Duxbury, who has served as Stardust's acting project manager for the past year, replaces Dr. Kenneth Atkins, who now heads a JPL program to develop the leadership of the Laboratory's projects.
Duxbury joined the Stardust project as mission manager in 1996 and was responsible for a wide range of elements including navigation, mission design, the ground data system, science data management and archive and mission operations. Stardust, launched in February 1999, is en route to Comet Wild-2 to capture a sample of material and then return the sample to Earth in 2006.
A native of Fort Wayne, Ind., Duxbury attended Purdue University in West Lafayette, Ind., where he earned his bachelor's and master's degrees in electrical engineering.
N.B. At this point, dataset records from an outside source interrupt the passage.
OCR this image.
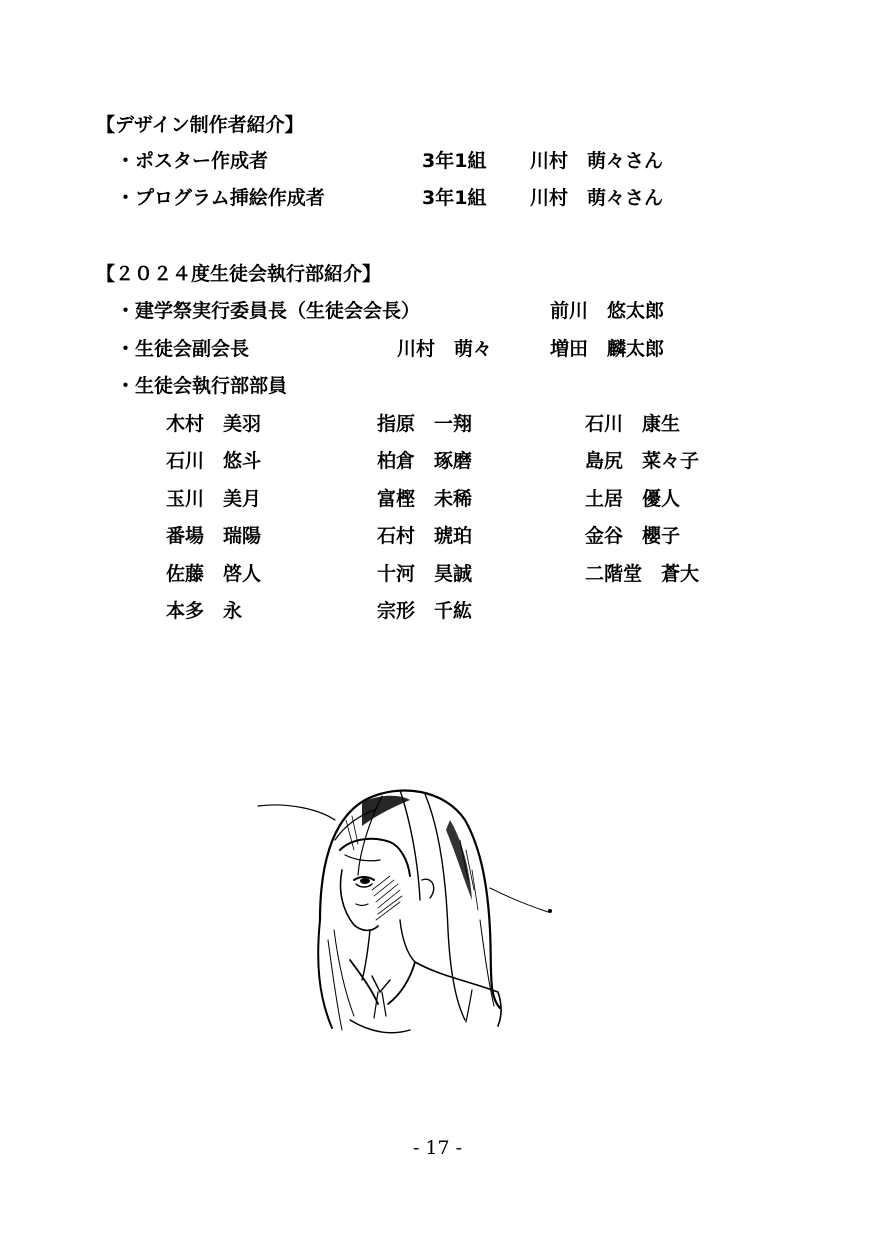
【デザイン制作者紹介】
・ポスター作成者	3年1組 川村　萌々さん
・プログラム挿絵作成者	3年1組 川村　萌々さん
【２０２４度生徒会執行部紹介】
・建学祭実行委員長（生徒会会長）	前川　悠太郎
・生徒会副会長	川村　萌々	増田　麟太郎
・生徒会執行部部員
木村　美羽	指原　一翔	石川　康生
石川　悠斗	柏倉　琢磨	島尻　菜々子
玉川　美月	富樫　未稀	土居　優人
番場　瑞陽	石村　琥珀	金谷　櫻子
佐藤　啓人	十河　昊誠	二階堂　蒼大
本多　永	宗形　千紘
- 17 -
Upon graduating in 1966, he started work at JPL in the field of optical navigation on the Mariner 6 and 7 missions to Mars.
Duxbury has served on numerous planetary mission teams including the Mariner 6, 7, 9 and 10 missions; the Mars Viking mission that sent two landers and two orbiters to Mars; the Pioneers 10 and 11 missions to Jupiter and Saturn; Voyagers 1 and 2 to the outer planets; the Soviet Phobos Mission to Mars; the Mars Observer mission; the Department of Defense/NASA Clementine mission that studied the Moon; and the Russian Mars 1996 mission. He has served on many NASA panels and working groups such as the NASA Planetary Cartography and Geologic Mapping Working Group and the Russian/U.S. Joint Working Group on Solar System Exploration for Mars Mission Coordination and Science Data Exchange.
In addition to his new Stardust role, Duxbury is a member of the science teams for the Mars Global Surveyor's laser altimeter and the European Space Agency's Mars Express orbiter and lander. He is also the lead scientist for geodesy and cartography in the Mars Exploration Office. His roles on past missions have included engineering and scientific data analysis on highly irregularly shaped and rotating planetary bodies.
For his pioneering work in characterizing Mars' moons Phobos and Deimos, Duxbury received the NASA Medal for Exceptional Scientific Achievement. He has also received eight NASA Group Awards and the Institute of Navigation Burka Award. He received the Soviet Flight Control Center Medal, being the only American in Moscow supporting the Phobos '88 encounter and landing operations. He is listed in American Men and Women in Science and in Who's Who in America.
He lives in Pasadena with his wife, Dr. Natalia Duxbury, a scientist at JPL. Stardust is managed by JPL for NASA's Office of Space Science, Washington, D.C. JPL is a division of the California Institute of Technology.